Keadaan hening untuk sesaat. Airlangga terdiam hanya memandang sahabatnya itu. 

“Apa kau masih marah padaku?," tanya Agra Putra.

“Entahlah. Aku masih bingung, harus kuapakan dirimu ini," ujar Airlangga.

Agra Putra mengerucutkan bibirnya. 

“Agra, Sebenarnya di kerajaan Taraka, aku bertemu dengan Yoga, orang kepercayaan putri Kinanti. Dia berkata, putri Kinanti telah lama menunggu dan percaya padaku untuk menyatukan dua kerajaan. Aku benar-benar tidak mengerti. Bagaimana dia bisa menunggu dan percaya. Padahal kita belum pernah bertemu sama sekali. Dan apa istimewa diriku ini, membuat semua orang begitu berharap," ujar Airlangga polos.

“Oh Yoga," jawab Agra Putra datar.

Airlangga menatap Agra Putra. “Kau mengetahuinya?," tanya Airlangga.

“Mungkin terdengar aneh. Aku tahu dia terus mengawasimu sedari dulu," sahut Agra Putra.

Airlangga menunjuk wajah Agra Putra. “Dan kau tidak memberitahuku," ujar Airlangga.

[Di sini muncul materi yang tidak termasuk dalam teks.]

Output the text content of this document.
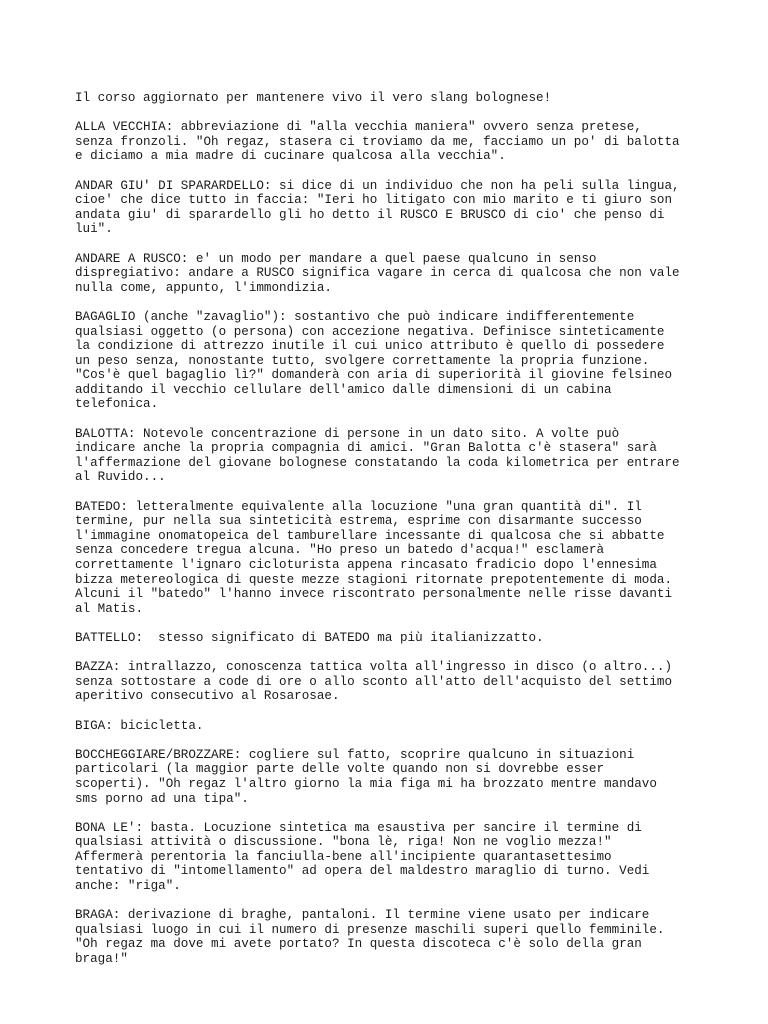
Il corso aggiornato per mantenere vivo il vero slang bolognese!

ALLA VECCHIA: abbreviazione di "alla vecchia maniera" ovvero senza pretese,
senza fronzoli. "Oh regaz, stasera ci troviamo da me, facciamo un po' di balotta
e diciamo a mia madre di cucinare qualcosa alla vecchia".

ANDAR GIU' DI SPARARDELLO: si dice di un individuo che non ha peli sulla lingua,
cioe' che dice tutto in faccia: "Ieri ho litigato con mio marito e ti giuro son
andata giu' di sparardello gli ho detto il RUSCO E BRUSCO di cio' che penso di
lui".

ANDARE A RUSCO: e' un modo per mandare a quel paese qualcuno in senso
dispregiativo: andare a RUSCO significa vagare in cerca di qualcosa che non vale
nulla come, appunto, l'immondizia.

BAGAGLIO (anche "zavaglio"): sostantivo che può indicare indifferentemente
qualsiasi oggetto (o persona) con accezione negativa. Definisce sinteticamente
la condizione di attrezzo inutile il cui unico attributo è quello di possedere
un peso senza, nonostante tutto, svolgere correttamente la propria funzione.
"Cos'è quel bagaglio lì?" domanderà con aria di superiorità il giovine felsineo
additando il vecchio cellulare dell'amico dalle dimensioni di un cabina
telefonica.

BALOTTA: Notevole concentrazione di persone in un dato sito. A volte può
indicare anche la propria compagnia di amici. "Gran Balotta c'è stasera" sarà
l'affermazione del giovane bolognese constatando la coda kilometrica per entrare
al Ruvido...

BATEDO: letteralmente equivalente alla locuzione "una gran quantità di". Il
termine, pur nella sua sinteticità estrema, esprime con disarmante successo
l'immagine onomatopeica del tamburellare incessante di qualcosa che si abbatte
senza concedere tregua alcuna. "Ho preso un batedo d'acqua!" esclamerà
correttamente l'ignaro cicloturista appena rincasato fradicio dopo l'ennesima
bizza metereologica di queste mezze stagioni ritornate prepotentemente di moda.
Alcuni il "batedo" l'hanno invece riscontrato personalmente nelle risse davanti
al Matis.

BATTELLO:  stesso significato di BATEDO ma più italianizzatto.

BAZZA: intrallazzo, conoscenza tattica volta all'ingresso in disco (o altro...)
senza sottostare a code di ore o allo sconto all'atto dell'acquisto del settimo
aperitivo consecutivo al Rosarosae.

BIGA: bicicletta.

BOCCHEGGIARE/BROZZARE: cogliere sul fatto, scoprire qualcuno in situazioni
particolari (la maggior parte delle volte quando non si dovrebbe esser
scoperti). "Oh regaz l'altro giorno la mia figa mi ha brozzato mentre mandavo
sms porno ad una tipa".

BONA LE': basta. Locuzione sintetica ma esaustiva per sancire il termine di
qualsiasi attività o discussione. "bona lè, riga! Non ne voglio mezza!"
Affermerà perentoria la fanciulla-bene all'incipiente quarantasettesimo
tentativo di "intomellamento" ad opera del maldestro maraglio di turno. Vedi
anche: "riga".

BRAGA: derivazione di braghe, pantaloni. Il termine viene usato per indicare
qualsiasi luogo in cui il numero di presenze maschili superi quello femminile.
"Oh regaz ma dove mi avete portato? In questa discoteca c'è solo della gran
braga!"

“Awalnya aku berniat akan membunuhnya, tanpa memberitahumu. Tapi saat aku mengawasinya dari kejauhan. Dia justru beberapa kali menolongmu saat kau dalam bahaya. Aku awalnya terkejut. Tapi setelah aku amati, dia terus melindungimu secara diam-diam. Kau ingat saat kita mengunjungi pasar. Disana tiba-tiba ada orang mabuk yang menabrakmu. Dia adalah Yoga yang sengaja menghadang orang yang akan menusukmu dari belakang. Kemudian, saat kita pergi memancing. Dikegelapan, dia menggorok leher orang yang akan memanahmu. Dan masih banyak lagi yang dia lakukan untukmu. Eh untukku tepatnya. Berhubung dia terus membantu pekerjaanku dalam melindungimu. Jadi kubiarkan saja. Seandainya aku memberitahumu. Kau pasti akan menyuruhku menangkapnya," ujar Agra Putra sambil tersenyum. 

Airlangga menggelengkan kepala tak percaya dengan apa yang didengarnya barusan. “Lalu kau mengikutinya?," tanyanya.

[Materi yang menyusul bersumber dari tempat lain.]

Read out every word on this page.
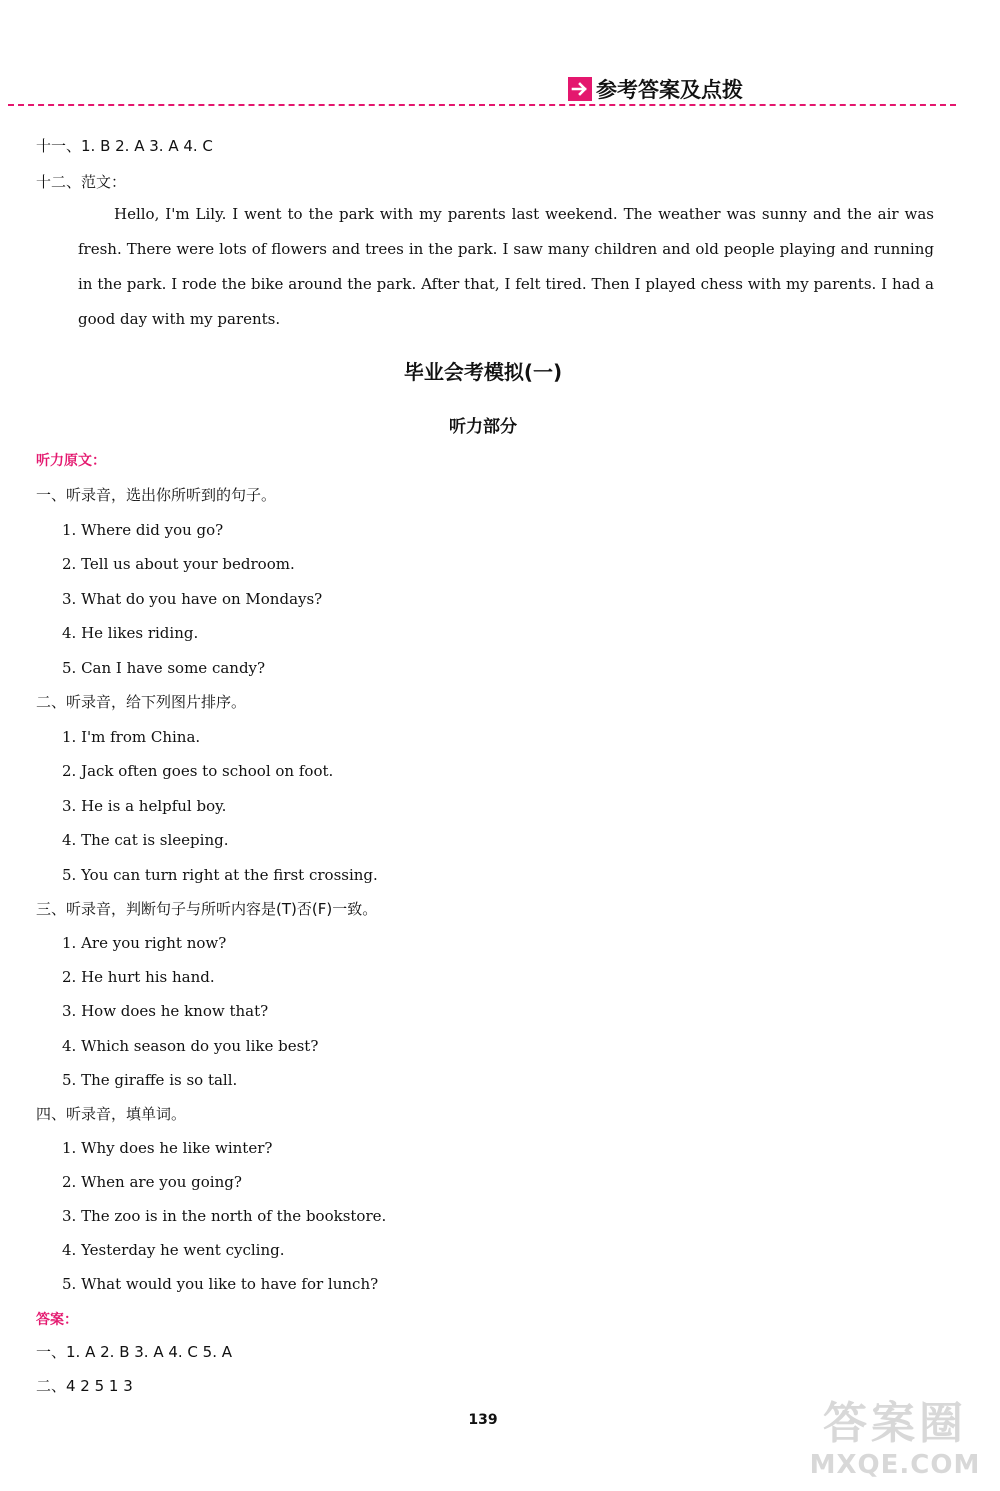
参考答案及点拨
十一、1. B 2. A 3. A 4. C
十二、范文：
Hello, I'm Lily. I went to the park with my parents last weekend. The weather was sunny and the air was fresh. There were lots of flowers and trees in the park. I saw many children and old people playing and running in the park. I rode the bike around the park. After that, I felt tired. Then I played chess with my parents. I had a good day with my parents.
毕业会考模拟(一)
听力部分
听力原文：
一、听录音，选出你所听到的句子。
1. Where did you go?
2. Tell us about your bedroom.
3. What do you have on Mondays?
4. He likes riding.
5. Can I have some candy?
二、听录音，给下列图片排序。
1. I'm from China.
2. Jack often goes to school on foot.
3. He is a helpful boy.
4. The cat is sleeping.
5. You can turn right at the first crossing.
三、听录音，判断句子与所听内容是(T)否(F)一致。
1. Are you right now?
2. He hurt his hand.
3. How does he know that?
4. Which season do you like best?
5. The giraffe is so tall.
四、听录音，填单词。
1. Why does he like winter?
2. When are you going?
3. The zoo is in the north of the bookstore.
4. Yesterday he went cycling.
5. What would you like to have for lunch?
答案：
一、1. A 2. B 3. A 4. C 5. A
二、4 2 5 1 3
139	答案圈
MXQE.COM
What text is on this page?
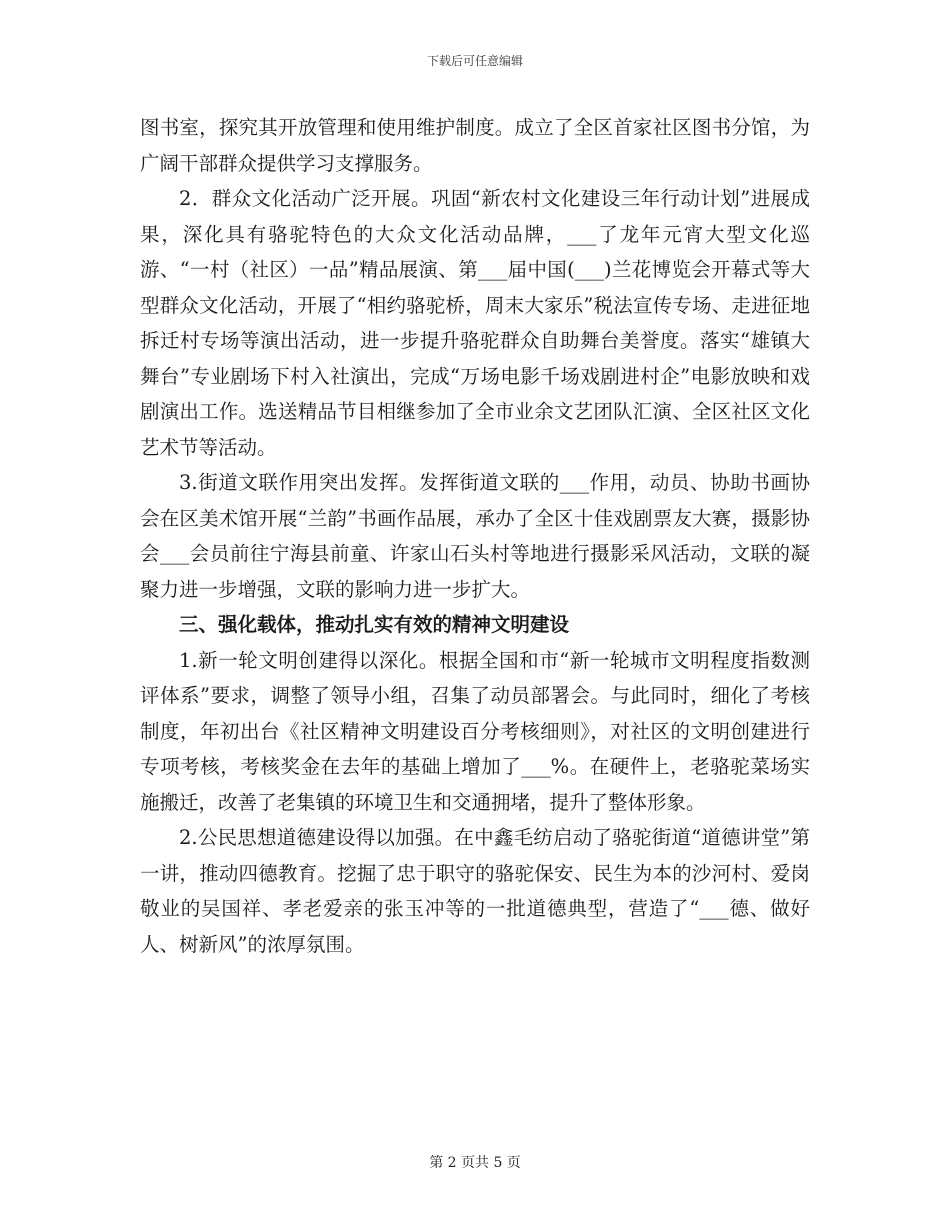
下载后可任意编辑

图书室，探究其开放管理和使用维护制度。成立了全区首家社区图书分馆，为广阔干部群众提供学习支撑服务。

2．群众文化活动广泛开展。巩固“新农村文化建设三年行动计划”进展成果，深化具有骆驼特色的大众文化活动品牌，___了龙年元宵大型文化巡游、“一村（社区）一品”精品展演、第___届中国(___)兰花博览会开幕式等大型群众文化活动，开展了“相约骆驼桥，周末大家乐”税法宣传专场、走进征地拆迁村专场等演出活动，进一步提升骆驼群众自助舞台美誉度。落实“雄镇大舞台”专业剧场下村入社演出，完成“万场电影千场戏剧进村企”电影放映和戏剧演出工作。选送精品节目相继参加了全市业余文艺团队汇演、全区社区文化艺术节等活动。

3.街道文联作用突出发挥。发挥街道文联的___作用，动员、协助书画协会在区美术馆开展“兰韵”书画作品展，承办了全区十佳戏剧票友大赛，摄影协会___会员前往宁海县前童、许家山石头村等地进行摄影采风活动，文联的凝聚力进一步增强，文联的影响力进一步扩大。

三、强化载体，推动扎实有效的精神文明建设

1.新一轮文明创建得以深化。根据全国和市“新一轮城市文明程度指数测评体系”要求，调整了领导小组，召集了动员部署会。与此同时，细化了考核制度，年初出台《社区精神文明建设百分考核细则》，对社区的文明创建进行专项考核，考核奖金在去年的基础上增加了___%。在硬件上，老骆驼菜场实施搬迁，改善了老集镇的环境卫生和交通拥堵，提升了整体形象。

2.公民思想道德建设得以加强。在中鑫毛纺启动了骆驼街道“道德讲堂”第一讲，推动四德教育。挖掘了忠于职守的骆驼保安、民生为本的沙河村、爱岗敬业的吴国祥、孝老爱亲的张玉冲等的一批道德典型，营造了“___德、做好人、树新风”的浓厚氛围。

第 2 页共 5 页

“Aku mengikuti dia. Tapi selalu kehilangan jejak, heheheheehe," Agra Putra nyengir sambil garuk-garuk kepala.

Airlangga menghela napas panjang. “Jadi kau tidak tahu apapun tentangnya?," pekik Airlangga kesal.

“Yang aku rasakan selama ini. Dia seperti seorang wanita yang ingin mengenalmu lebih dalam. Hanya sekedar mencari tahu kepribadian dan keseharianmu saja. Jadi tidak membahayakan," Agra Putra mengangkat kedua bahunya.

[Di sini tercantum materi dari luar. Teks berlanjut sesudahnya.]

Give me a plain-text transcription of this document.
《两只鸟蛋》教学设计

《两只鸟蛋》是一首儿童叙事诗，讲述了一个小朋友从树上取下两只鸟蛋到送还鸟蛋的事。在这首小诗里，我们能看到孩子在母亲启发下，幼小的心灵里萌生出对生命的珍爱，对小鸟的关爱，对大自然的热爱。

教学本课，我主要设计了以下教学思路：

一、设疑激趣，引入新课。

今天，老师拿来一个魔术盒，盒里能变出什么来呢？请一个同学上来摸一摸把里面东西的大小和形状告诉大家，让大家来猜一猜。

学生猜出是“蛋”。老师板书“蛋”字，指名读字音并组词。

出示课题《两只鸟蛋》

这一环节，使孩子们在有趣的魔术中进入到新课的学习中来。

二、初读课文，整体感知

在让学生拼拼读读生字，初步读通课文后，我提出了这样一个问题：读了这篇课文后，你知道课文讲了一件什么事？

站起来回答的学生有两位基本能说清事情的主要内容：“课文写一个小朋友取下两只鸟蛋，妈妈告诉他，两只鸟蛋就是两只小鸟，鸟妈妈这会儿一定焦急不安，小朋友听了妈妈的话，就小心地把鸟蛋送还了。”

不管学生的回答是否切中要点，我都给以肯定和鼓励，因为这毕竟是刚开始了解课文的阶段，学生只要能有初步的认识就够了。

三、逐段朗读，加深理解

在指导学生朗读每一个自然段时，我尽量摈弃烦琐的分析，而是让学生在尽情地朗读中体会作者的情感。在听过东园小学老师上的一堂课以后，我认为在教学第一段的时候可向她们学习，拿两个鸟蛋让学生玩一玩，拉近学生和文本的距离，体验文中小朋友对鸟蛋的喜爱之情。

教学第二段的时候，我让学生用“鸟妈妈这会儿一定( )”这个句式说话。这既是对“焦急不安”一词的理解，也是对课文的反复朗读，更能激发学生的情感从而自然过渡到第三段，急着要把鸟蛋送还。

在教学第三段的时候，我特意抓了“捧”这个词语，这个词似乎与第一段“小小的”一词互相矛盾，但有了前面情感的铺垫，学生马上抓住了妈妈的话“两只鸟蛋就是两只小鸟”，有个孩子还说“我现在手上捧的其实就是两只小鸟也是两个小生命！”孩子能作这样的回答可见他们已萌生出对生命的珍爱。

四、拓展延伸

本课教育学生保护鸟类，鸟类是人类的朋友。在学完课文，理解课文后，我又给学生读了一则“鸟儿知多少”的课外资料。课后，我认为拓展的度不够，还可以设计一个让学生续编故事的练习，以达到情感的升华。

“Begitukah," Airlangga tersenyum mengingat Yoga dengan percaya diri mengatakan bahwa mahapatihnya tidak mengetahui keberadaannya. Padahal Agra Putra mengawasi gerak gerik dirinya tanpa sepengetahuannya. Aku akui mereka berdua memang sangat lihai. Gumam hati Airlanga.

“Ada yang lucu?," tanya Agra Putra heran.

“Kau tahu, Yoga menganggap kau tidak mengetahui keberadaannya. Dia dengan percaya diri mengatakan kau itu kurang peka," ujar Airlangga.